The Great Chicago Fire
Late one night, when we were all in bed,
Old Mother Leary left a lantern in the shed;
And when the cow kicked it over, she winked her eye and said,
“There’ll be a hot time in the old town, tonight.”
In October of 1871, a fire started near the O’Leary Barn in Chicago. The fire spread quickly and soon raged out of control. The fire, which would later become known as the Great Chicago Fire, burned from Sunday night to Tuesday morning and destroyed four square miles of the city. It spread from downtown north nearly to Fullerton in Avenue. In terms of modern neighborhoods, the Loop, the Magnificent Mile, the Gold Coast, River North, Old Town and Lincoln Park would all have been significantly damaged.
It’s said that several factors were responsible for the speed with which the fire grew. At the time, nearly all of the city’s buildings were made of wood and were built quite close to one another. There had been a recent drought so everything was very dry, and a strong wind was blowing, helping the fire to spread. Additionally, some historians say that city residents did not react quickly enough to the blaze, and that firefighters were slow to respond because they were tired from fighting a blaze the previous day.
Once the alarm was pulled, the fire fighters were sent in to fight the blaze – but in the wrong direction. By the time they reached the barn, the fire was out of control. Wooden cargo ships lining the Chicago River, and the wooden walkways over the River, helped it spread north and superheated winds carried the flames even further, ignited rooftops in the distance. When the fire destroyed the waterworks building, the water supply was cut off, and efforts to stop the flames ceased.
By the time the fire finally fizzled out, after the winds stopped and a light drizzle began, it had burned through 34 city blocks. For several days, the remains of the city were still too hot to enter.
In total, the fire destroyed more than 2000 acres of land, 73 miles of roads, 120 miles of sidewalk, 2,000 lampposts, nearly 18,000 buildings, 2-3 million books from private collections, and over $200 million (in 1800’s prices!) worth of property, which amounts to about a third of the city’s total valuation. Final fatalities were estimated at around 200.
Ironically enough, the O’Leary house was spared thanks to shifting winds. Other notable buildings that survived the fire are the Holy Family Church, St. Michael’s Church, Old St. Patrick’s Church, and the Chicago Water Tower, which is now an unofficial memorial of sorts.
Just 22 days after the fire, Chicago hosted the World’s Columbian Exposition and welcomed 21 million people to the city. Within a few months, Potter Palmer (whose original Palmer House Hotel had burned in the fire, just 13 days after its grand opening) opened the Palmer House Hotel on State Street and declared it to be “the world’s first fire-proof building.”
Over the coming years and on into the next century, Chicago continued to rebuild, this time will steel, glass, and stone. Though the fire was devastating, it also ushered in a new era of progress and a building boom for the city.

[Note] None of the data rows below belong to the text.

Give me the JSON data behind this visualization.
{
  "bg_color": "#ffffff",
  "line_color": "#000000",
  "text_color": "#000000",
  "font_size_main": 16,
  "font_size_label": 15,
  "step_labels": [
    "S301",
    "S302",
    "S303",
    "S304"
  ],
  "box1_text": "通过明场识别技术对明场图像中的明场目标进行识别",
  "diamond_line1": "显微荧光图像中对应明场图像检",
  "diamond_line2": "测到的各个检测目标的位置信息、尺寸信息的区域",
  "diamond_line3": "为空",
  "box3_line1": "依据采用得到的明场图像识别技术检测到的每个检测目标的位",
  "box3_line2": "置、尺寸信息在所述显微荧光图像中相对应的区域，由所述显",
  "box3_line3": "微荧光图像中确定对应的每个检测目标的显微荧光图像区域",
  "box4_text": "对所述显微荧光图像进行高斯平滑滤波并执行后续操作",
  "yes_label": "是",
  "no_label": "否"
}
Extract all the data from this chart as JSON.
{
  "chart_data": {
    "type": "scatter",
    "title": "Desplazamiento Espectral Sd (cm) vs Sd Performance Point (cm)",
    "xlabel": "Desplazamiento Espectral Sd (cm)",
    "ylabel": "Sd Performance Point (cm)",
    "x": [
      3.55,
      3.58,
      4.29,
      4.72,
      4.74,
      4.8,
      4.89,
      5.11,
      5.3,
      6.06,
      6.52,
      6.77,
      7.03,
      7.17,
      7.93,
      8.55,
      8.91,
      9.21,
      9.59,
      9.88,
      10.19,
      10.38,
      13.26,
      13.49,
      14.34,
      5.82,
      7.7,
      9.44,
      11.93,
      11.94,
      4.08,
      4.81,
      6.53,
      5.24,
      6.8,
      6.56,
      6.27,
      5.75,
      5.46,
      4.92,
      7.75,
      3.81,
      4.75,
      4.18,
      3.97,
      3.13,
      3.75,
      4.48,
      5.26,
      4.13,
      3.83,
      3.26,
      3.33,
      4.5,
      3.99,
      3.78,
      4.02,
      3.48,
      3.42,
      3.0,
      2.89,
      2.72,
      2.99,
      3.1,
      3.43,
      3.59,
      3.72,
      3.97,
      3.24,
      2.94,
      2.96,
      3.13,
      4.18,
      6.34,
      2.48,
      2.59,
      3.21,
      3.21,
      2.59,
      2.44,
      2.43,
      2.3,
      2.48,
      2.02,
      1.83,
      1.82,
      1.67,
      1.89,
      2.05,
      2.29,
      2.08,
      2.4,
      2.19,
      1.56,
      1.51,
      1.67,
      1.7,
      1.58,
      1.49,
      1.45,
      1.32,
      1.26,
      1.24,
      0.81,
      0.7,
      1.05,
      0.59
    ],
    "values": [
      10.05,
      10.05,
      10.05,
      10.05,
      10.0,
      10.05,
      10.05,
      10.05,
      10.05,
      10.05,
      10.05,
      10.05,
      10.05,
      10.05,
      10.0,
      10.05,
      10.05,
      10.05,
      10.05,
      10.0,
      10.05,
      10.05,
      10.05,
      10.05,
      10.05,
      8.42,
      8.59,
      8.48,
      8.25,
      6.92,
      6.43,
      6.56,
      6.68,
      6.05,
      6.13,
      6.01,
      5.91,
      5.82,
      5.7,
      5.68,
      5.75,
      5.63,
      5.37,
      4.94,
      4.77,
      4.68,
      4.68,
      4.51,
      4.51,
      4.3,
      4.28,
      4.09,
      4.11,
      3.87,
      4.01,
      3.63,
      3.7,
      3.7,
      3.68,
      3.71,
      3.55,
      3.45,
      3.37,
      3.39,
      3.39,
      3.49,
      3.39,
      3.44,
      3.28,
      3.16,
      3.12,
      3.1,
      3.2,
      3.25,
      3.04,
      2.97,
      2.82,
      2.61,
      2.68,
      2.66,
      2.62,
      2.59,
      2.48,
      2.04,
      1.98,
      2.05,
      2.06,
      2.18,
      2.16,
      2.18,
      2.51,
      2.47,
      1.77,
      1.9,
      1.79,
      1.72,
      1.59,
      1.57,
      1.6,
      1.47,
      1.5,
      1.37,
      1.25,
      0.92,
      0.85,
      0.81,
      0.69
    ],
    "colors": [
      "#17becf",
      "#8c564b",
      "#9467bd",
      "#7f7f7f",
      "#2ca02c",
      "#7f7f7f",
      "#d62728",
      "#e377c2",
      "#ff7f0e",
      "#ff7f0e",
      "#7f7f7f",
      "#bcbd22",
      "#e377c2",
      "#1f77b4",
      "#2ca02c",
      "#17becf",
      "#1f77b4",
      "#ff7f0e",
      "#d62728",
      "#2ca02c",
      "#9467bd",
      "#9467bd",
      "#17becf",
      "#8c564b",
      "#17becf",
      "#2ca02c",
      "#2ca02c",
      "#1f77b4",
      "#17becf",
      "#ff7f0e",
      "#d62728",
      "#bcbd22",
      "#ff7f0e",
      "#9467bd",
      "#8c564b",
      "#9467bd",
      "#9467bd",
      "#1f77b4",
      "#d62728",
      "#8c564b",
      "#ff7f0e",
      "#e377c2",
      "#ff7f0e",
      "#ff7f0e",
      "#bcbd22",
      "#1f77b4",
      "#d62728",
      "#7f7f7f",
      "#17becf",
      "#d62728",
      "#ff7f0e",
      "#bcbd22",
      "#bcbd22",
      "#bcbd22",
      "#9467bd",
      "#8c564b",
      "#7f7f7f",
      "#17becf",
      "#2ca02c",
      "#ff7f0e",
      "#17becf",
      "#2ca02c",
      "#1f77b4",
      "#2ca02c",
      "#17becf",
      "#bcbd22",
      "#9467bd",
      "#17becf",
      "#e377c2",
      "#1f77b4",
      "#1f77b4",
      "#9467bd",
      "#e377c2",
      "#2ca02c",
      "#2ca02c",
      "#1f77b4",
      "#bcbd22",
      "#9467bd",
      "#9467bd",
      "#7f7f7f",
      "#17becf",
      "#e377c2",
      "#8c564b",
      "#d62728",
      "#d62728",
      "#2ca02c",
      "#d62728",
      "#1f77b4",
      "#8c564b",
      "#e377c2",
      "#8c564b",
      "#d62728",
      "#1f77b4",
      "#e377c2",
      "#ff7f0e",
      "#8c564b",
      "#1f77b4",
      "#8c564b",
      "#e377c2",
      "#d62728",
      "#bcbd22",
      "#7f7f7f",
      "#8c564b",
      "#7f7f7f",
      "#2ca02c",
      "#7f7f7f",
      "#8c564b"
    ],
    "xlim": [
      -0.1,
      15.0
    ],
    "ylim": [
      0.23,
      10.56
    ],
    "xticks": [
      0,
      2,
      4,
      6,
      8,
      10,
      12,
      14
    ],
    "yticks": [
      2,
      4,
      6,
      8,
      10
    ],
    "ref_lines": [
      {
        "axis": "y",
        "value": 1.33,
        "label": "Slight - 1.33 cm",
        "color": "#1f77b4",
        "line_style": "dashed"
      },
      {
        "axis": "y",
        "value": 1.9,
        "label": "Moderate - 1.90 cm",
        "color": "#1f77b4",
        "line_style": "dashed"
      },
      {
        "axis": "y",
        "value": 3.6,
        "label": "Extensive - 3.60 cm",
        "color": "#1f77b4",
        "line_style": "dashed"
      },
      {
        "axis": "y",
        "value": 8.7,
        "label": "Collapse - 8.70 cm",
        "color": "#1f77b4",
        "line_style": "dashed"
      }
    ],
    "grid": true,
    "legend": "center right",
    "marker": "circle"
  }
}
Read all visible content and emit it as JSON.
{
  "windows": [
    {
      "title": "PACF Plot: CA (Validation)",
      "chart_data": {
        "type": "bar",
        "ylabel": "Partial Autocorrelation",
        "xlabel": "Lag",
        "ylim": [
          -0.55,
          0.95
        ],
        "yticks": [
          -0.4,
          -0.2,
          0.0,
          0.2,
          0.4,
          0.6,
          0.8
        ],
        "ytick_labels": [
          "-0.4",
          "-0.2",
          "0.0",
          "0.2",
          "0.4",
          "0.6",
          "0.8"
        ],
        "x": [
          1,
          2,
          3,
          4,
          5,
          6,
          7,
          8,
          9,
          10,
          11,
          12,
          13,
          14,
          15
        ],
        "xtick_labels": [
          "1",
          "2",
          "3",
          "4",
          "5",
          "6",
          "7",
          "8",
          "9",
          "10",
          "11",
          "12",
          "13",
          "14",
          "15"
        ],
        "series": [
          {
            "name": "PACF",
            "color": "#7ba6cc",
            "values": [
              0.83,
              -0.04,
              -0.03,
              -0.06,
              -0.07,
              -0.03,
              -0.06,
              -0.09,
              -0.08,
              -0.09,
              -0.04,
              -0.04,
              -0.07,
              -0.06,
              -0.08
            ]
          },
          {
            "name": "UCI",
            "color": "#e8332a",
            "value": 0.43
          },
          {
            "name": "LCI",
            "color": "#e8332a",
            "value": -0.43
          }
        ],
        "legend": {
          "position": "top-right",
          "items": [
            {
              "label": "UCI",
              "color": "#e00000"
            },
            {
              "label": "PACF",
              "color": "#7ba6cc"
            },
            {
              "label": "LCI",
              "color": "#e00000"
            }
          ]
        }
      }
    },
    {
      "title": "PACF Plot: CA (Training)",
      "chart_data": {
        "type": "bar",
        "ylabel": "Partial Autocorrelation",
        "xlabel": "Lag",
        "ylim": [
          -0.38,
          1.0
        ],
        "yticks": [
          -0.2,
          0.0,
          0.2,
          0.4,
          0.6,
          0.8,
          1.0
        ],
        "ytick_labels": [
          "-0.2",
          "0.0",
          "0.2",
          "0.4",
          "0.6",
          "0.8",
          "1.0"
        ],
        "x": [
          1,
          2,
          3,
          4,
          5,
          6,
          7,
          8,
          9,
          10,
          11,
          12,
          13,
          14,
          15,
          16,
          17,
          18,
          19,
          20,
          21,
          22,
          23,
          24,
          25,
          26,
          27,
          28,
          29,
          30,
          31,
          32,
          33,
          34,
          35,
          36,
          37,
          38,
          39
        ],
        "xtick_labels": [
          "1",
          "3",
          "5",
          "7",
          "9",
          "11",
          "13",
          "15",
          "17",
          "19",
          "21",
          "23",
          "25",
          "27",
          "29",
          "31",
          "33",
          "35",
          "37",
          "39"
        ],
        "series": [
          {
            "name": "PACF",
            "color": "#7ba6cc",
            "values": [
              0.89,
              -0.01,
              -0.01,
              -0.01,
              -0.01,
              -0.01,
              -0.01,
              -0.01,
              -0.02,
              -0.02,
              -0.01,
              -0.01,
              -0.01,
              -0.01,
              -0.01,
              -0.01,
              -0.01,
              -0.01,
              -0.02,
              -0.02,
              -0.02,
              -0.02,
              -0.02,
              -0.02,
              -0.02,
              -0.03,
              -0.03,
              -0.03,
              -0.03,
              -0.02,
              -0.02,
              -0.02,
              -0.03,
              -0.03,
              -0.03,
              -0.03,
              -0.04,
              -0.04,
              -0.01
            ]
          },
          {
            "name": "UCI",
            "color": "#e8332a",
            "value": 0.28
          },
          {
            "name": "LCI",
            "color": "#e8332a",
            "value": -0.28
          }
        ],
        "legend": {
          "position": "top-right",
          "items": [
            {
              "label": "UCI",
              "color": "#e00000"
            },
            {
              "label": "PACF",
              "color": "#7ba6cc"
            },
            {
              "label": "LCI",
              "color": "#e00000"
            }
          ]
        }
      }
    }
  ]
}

In 1956, the O’Leary property was demolished and the site became the new home of the Chicago Fire Academy.
Shortly after the fire, Michael Ahern, a reporter for the Chicago Republican, published a story blaming Mrs. O’Leary for the fire Ahern claimed that Mrs. O’Leary left the lantern in the barn and when her cow kicked it over, the fire began (hence the song above). More than 20 years later, Ahern admitted that he made up the story, but the damage was done. For the rest of her life, Mrs. O’Leary was blamed for the fire that destroyed Chicago, and according to a descendant, she “died heartbroken.”
Another theory was that Daniel “Pegleg” Sullivan, who first reported the fire, was the one who started it. Some think he was trying to steal some milk and accidentally set some hay on fire. A less likely theory is that the fire was caused by a meteor shower. The fact that four large fires all took place on the same day, all nearby to one another, has led some scientist to believe that a meteor breaking up over the city caused the fire.
Perhaps the most salacious recent theory was developed by reporter Anthony DeBartolo and involves Louis M. Cohn, a prominent Chicago businessman, world traveler, and Treasurer of the Board of Trustees of the Chicago Elks. Cohn is the only person to have (allegedly) admitted to starting the fire, claiming in 1944 that he and Mrs. O’Leary’s son (who grew up to be “Big Jim” O’Leary, a well-known gambler and operator of off-track betting establishments) and several others, were in the barn shooting craps by lantern light. Cohn, who was 18 at the time of the fire, claimed he knocked over the lantern and when the fire started, everyone fled. Cohn, however, stopped to pick up his winnings.
According to gambling historian Alan Wykes, Cohn added the following sentence to the end of his will: When I knocked over the lantern, I was winning.